The study, “Uniquely human intelligence arose from expanded information capacity,” showed that unlike monkeys and other animals, humans can handle large amounts of information across many different areas, spanning as language or symbolic thinking, problem-solving and understanding social situations.

“People have underestimated the power of incremental quantitative change in cognition to yield big leaps in intelligence,” said Jessica Cantlon, the Ronald J. and Mary Ann Zdrojkowski Associate Professor of Developmental Neuroscience and Psychology at CMU. “Our new paper brings together evidence and theories from animals, child development, neuroscience and machine learning to argue that small incremental changes in processing power are sufficient for explaining the major advances in human intelligence over evolution." 

Instead of focusing on one unique human ability, the study examined prior literature on simple tasks and found that people did better in virtually all of them. For example, humans can use and understand a wide range of symbols and tools, while animals might only grasp a few. Children can learn to recognize and remember images much faster than primates. The same goes for solving analogies or tracking social relationships. 

"Our proposal is not that there's one little piece that has changed in human intelligence, but that there's an overall general capacity difference,” Piantadosi said. “People can handle complex systems and symbols like we see in language or mathematics, but other species can only handle a few, at best.” 

These results engage a debate that has simmered since Darwin about whether the differences between humans and other species are small and incremental, or fundamentally big jumps. The paper includes mathematical results showing that small differences in memory capacity can lead to large differences in terms of ability. The findings tie into human evolution by suggesting that as human brains grew larger over time, they got better at handling many tasks. This idea also connects with artificial intelligence (AI), where scaling larger and more complex learning systems often seems to improve performance dramatically. 

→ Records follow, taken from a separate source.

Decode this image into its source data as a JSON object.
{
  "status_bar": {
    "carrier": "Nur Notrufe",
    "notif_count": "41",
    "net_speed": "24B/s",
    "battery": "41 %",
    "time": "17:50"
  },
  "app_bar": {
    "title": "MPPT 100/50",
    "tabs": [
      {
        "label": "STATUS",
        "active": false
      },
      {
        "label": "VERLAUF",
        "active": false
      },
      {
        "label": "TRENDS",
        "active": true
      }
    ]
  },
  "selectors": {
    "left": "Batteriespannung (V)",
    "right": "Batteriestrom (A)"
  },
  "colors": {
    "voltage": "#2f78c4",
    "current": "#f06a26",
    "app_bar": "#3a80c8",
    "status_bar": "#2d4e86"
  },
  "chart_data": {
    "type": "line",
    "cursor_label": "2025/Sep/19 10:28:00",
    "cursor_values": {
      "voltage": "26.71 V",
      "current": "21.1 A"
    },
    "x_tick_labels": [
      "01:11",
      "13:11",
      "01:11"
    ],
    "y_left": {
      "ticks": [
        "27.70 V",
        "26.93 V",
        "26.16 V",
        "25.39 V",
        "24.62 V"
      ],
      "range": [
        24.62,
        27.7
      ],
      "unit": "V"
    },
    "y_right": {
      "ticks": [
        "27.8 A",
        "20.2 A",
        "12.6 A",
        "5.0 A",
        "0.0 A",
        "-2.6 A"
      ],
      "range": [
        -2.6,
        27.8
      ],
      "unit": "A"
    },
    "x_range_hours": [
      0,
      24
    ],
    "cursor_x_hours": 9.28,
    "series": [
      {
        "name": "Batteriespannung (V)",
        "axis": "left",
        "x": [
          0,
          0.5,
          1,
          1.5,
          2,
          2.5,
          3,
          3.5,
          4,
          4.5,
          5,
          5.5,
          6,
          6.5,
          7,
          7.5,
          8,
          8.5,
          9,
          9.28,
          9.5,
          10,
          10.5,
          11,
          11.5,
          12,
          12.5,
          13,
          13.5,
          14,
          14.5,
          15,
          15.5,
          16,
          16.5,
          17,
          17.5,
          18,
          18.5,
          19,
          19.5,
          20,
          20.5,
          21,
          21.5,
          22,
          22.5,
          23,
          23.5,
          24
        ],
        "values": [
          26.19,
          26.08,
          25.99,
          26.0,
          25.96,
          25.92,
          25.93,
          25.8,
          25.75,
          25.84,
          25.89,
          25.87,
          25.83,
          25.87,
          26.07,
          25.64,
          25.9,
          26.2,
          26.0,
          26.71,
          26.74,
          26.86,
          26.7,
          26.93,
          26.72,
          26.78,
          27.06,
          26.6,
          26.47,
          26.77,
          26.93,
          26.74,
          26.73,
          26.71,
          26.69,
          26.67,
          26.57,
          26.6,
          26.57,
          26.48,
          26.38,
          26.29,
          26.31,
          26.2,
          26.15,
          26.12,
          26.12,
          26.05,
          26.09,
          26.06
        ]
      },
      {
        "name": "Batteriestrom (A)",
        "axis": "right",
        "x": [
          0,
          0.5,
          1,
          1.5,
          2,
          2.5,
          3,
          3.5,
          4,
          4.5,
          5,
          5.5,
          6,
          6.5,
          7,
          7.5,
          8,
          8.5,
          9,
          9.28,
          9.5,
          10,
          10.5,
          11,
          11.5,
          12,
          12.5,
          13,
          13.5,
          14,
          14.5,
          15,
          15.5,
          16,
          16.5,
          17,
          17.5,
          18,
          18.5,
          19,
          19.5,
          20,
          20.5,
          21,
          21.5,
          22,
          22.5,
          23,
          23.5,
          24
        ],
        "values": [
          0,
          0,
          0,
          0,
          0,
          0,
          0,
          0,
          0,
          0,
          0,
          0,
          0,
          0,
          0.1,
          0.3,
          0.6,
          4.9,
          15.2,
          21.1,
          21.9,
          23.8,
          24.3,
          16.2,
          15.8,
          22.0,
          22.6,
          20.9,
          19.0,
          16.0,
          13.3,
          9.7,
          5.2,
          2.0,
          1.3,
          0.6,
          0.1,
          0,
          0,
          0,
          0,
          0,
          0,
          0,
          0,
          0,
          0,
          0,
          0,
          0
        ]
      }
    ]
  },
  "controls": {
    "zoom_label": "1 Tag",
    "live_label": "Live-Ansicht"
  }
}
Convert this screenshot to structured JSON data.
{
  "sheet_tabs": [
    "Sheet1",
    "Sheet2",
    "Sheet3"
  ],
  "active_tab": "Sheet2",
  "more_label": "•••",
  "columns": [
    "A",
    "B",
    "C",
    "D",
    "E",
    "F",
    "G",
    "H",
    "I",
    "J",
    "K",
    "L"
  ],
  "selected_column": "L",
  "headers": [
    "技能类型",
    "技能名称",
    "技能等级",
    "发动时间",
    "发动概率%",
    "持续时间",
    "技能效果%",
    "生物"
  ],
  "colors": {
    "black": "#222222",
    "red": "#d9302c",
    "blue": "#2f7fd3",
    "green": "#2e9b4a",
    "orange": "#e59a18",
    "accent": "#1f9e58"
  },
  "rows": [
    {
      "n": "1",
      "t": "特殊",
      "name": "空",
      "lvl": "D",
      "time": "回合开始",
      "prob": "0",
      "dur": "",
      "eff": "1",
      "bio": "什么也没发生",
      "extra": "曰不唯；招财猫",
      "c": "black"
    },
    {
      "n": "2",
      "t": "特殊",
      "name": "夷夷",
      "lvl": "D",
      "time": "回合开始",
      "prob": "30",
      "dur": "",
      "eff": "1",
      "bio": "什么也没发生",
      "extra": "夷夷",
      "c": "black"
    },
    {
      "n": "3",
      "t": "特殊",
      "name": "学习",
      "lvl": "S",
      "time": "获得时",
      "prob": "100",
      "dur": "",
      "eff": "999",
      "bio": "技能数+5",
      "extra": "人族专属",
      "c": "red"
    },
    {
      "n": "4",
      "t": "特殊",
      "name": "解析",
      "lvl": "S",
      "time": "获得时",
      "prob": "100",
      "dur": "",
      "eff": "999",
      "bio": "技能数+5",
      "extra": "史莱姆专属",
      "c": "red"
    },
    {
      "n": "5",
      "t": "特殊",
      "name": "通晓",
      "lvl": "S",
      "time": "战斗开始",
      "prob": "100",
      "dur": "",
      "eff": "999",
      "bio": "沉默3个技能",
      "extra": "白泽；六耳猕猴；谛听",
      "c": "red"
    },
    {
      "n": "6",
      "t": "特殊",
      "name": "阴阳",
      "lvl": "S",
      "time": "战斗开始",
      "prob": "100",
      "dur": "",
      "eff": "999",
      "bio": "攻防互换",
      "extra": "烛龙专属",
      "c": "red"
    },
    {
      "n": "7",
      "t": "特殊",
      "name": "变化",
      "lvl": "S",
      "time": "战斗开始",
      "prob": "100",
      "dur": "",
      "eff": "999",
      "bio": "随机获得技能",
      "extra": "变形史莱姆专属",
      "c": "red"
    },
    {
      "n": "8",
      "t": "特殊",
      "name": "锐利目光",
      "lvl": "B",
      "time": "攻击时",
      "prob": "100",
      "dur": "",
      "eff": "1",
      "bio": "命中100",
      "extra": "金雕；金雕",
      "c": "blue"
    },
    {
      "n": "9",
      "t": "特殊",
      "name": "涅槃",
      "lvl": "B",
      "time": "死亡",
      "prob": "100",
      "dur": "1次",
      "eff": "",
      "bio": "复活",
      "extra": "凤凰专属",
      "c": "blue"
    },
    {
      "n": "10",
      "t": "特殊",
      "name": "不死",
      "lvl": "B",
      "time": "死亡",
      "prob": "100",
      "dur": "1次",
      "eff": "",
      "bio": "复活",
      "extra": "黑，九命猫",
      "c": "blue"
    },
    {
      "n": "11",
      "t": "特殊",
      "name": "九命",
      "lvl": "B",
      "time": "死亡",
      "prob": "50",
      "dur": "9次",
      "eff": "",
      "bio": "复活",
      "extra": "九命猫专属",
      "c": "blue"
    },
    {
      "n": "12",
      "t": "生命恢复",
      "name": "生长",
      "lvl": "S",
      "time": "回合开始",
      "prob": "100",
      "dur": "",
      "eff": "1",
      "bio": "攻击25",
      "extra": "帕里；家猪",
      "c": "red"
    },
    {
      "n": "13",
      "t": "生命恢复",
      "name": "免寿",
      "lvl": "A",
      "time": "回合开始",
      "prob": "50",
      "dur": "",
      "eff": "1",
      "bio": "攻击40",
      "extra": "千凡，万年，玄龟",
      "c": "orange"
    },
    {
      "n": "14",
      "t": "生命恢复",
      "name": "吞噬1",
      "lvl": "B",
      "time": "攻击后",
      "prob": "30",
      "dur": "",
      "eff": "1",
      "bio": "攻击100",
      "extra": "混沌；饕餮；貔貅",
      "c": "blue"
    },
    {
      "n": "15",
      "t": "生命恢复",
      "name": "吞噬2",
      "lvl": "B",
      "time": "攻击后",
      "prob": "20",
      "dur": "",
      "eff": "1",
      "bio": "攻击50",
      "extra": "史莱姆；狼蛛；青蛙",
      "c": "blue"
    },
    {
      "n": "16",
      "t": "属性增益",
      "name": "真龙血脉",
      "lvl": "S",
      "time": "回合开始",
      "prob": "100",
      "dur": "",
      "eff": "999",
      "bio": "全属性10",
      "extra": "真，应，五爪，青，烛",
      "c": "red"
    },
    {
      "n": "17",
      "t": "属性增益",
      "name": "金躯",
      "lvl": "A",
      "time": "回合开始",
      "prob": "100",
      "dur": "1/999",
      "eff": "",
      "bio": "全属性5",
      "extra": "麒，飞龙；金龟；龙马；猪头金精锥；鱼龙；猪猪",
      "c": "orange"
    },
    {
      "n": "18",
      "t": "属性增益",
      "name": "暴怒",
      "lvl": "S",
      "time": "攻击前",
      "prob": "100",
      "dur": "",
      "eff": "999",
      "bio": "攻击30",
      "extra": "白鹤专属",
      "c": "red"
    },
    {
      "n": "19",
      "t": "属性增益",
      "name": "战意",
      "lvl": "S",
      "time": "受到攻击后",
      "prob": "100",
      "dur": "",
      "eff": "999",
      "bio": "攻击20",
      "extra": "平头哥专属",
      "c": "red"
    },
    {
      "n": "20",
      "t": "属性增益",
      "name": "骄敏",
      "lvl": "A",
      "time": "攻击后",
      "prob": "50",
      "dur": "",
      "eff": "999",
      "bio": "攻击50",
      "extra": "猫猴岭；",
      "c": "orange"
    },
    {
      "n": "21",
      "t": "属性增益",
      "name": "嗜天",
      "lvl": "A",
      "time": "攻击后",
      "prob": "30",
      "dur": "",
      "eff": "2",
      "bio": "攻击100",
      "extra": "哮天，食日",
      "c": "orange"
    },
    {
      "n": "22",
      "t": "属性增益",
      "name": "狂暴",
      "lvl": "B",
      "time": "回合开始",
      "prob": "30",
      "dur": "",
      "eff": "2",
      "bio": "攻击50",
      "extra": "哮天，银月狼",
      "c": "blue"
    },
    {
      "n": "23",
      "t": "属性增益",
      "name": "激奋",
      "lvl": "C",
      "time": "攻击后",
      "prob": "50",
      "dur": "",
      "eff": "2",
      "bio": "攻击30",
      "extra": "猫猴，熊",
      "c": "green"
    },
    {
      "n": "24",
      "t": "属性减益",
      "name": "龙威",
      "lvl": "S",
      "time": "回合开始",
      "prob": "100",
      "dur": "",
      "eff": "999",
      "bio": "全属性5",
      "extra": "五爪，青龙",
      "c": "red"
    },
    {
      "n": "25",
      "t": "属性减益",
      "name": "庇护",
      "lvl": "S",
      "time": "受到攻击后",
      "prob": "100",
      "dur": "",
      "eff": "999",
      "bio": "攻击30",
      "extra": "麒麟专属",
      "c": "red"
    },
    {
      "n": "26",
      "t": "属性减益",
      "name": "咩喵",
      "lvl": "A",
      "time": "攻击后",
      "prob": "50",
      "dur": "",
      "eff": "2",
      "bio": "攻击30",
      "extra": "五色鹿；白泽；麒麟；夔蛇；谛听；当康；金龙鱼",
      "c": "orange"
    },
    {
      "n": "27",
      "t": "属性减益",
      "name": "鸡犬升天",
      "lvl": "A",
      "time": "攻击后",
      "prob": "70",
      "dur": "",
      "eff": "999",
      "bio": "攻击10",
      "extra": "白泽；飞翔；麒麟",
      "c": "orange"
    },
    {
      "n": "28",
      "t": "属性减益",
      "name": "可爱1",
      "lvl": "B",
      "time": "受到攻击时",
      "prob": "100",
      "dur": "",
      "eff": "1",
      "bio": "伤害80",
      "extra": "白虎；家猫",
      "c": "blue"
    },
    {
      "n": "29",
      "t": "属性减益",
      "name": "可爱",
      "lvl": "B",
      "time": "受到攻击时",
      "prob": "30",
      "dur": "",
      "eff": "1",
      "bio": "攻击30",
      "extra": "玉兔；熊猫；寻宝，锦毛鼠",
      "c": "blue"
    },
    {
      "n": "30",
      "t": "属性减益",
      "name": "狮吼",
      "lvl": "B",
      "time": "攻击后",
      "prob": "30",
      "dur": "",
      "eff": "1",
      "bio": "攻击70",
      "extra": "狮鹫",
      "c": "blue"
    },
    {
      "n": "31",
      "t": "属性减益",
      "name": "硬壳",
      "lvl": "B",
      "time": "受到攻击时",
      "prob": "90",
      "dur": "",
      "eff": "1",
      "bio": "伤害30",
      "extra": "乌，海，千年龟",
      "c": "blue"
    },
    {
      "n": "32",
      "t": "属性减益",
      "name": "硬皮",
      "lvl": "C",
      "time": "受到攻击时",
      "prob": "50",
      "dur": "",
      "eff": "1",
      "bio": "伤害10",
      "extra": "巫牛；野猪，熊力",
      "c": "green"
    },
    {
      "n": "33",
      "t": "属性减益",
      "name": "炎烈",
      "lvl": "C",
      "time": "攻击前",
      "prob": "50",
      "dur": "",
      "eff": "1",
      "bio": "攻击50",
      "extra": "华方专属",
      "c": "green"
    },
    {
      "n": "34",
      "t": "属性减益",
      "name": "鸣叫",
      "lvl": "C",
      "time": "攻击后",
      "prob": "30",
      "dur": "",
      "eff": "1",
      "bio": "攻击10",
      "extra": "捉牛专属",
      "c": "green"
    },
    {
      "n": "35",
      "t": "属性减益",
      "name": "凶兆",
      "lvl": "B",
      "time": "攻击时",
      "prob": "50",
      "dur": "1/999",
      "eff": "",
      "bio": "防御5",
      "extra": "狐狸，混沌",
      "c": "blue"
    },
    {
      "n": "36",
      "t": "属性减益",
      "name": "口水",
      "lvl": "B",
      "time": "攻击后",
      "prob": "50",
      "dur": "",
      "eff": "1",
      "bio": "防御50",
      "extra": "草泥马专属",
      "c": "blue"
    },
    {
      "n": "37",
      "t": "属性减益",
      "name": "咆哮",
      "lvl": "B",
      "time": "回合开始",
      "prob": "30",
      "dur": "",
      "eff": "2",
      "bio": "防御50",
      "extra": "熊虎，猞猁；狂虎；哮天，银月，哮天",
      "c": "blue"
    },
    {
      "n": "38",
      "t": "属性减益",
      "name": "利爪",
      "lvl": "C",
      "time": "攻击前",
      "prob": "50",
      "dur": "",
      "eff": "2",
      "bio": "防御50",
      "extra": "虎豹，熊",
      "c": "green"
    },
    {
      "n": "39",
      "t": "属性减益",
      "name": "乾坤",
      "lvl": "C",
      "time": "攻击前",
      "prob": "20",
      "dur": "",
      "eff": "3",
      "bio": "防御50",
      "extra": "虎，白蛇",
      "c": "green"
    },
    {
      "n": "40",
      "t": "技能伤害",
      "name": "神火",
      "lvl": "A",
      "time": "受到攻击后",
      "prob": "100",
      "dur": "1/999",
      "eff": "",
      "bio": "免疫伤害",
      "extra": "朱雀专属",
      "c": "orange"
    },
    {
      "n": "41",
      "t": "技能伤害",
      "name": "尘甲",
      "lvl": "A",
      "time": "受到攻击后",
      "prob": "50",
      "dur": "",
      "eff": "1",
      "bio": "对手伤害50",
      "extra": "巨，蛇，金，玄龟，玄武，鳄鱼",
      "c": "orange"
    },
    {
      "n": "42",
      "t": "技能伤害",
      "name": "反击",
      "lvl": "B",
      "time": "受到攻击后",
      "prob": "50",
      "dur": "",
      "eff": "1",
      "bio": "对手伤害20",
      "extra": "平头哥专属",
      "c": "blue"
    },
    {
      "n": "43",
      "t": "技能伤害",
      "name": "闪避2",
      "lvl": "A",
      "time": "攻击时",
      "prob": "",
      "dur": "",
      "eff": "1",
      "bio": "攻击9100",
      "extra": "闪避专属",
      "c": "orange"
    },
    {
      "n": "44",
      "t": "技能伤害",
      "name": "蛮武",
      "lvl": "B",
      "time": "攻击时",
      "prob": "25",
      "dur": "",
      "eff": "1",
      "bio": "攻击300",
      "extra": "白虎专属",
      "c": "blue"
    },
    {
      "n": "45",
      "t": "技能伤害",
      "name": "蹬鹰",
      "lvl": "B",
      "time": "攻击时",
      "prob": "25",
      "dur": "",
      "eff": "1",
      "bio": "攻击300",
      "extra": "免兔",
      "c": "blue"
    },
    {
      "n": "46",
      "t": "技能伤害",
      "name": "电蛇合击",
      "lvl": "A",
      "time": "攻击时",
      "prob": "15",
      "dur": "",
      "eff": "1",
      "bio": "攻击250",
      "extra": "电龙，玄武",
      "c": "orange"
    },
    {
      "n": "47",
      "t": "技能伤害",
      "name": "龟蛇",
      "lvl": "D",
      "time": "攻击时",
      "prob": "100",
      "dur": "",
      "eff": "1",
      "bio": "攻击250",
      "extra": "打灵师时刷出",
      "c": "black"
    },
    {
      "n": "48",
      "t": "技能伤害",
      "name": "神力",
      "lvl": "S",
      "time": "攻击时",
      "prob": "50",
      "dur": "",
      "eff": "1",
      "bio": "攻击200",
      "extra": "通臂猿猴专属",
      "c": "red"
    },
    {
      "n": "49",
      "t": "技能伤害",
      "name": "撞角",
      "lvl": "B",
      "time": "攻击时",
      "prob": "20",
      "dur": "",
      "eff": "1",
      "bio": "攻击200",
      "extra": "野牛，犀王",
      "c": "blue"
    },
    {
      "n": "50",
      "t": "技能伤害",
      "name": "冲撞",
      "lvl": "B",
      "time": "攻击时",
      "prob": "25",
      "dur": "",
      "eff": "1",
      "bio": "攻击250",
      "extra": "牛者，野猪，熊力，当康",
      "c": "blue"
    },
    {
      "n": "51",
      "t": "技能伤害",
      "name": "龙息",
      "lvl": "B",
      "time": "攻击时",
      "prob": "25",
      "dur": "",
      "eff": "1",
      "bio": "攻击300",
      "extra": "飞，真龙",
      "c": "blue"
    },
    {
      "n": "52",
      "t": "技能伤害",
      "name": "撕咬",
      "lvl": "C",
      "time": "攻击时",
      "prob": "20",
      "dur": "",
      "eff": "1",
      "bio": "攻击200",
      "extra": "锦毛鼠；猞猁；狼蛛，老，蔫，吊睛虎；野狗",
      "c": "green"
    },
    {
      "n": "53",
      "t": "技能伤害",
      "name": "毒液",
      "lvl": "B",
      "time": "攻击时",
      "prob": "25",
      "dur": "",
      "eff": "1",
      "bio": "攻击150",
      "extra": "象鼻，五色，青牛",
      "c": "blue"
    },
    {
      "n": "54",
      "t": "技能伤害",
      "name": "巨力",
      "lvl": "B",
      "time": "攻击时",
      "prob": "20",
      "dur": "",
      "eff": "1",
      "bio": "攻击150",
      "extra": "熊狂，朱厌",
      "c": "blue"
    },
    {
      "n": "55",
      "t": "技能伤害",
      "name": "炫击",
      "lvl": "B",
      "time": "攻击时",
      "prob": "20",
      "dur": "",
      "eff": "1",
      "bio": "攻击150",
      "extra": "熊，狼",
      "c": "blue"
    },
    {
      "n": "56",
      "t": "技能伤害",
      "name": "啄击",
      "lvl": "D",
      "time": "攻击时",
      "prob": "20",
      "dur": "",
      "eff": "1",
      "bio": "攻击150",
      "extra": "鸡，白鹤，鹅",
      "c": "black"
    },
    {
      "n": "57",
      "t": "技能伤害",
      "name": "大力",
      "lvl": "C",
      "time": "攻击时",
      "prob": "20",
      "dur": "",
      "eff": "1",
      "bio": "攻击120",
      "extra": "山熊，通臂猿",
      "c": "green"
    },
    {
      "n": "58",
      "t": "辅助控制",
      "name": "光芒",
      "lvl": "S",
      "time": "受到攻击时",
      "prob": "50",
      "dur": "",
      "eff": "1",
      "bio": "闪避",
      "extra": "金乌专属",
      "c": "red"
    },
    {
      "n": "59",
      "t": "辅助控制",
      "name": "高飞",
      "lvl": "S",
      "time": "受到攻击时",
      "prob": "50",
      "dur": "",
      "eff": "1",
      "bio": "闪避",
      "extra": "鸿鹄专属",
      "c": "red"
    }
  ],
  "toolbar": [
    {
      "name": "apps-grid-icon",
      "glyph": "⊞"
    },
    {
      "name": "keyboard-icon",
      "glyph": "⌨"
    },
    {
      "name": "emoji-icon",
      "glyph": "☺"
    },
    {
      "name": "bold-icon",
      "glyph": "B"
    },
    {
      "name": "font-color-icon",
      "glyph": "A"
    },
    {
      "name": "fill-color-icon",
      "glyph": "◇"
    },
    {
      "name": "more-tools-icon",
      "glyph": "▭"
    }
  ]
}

“We think Darwin was right — psychological differences between us and other primates are a matter of degree,” Cantlon said. “The twist is that, in terms of cognition, those differences in degree lead to differences in the kind.”

The finding that our intelligence relies on general capacity rather than one or two special innate skills can help bolster research and development in both psychology and AI, shedding light on how to create machines that think more like humans.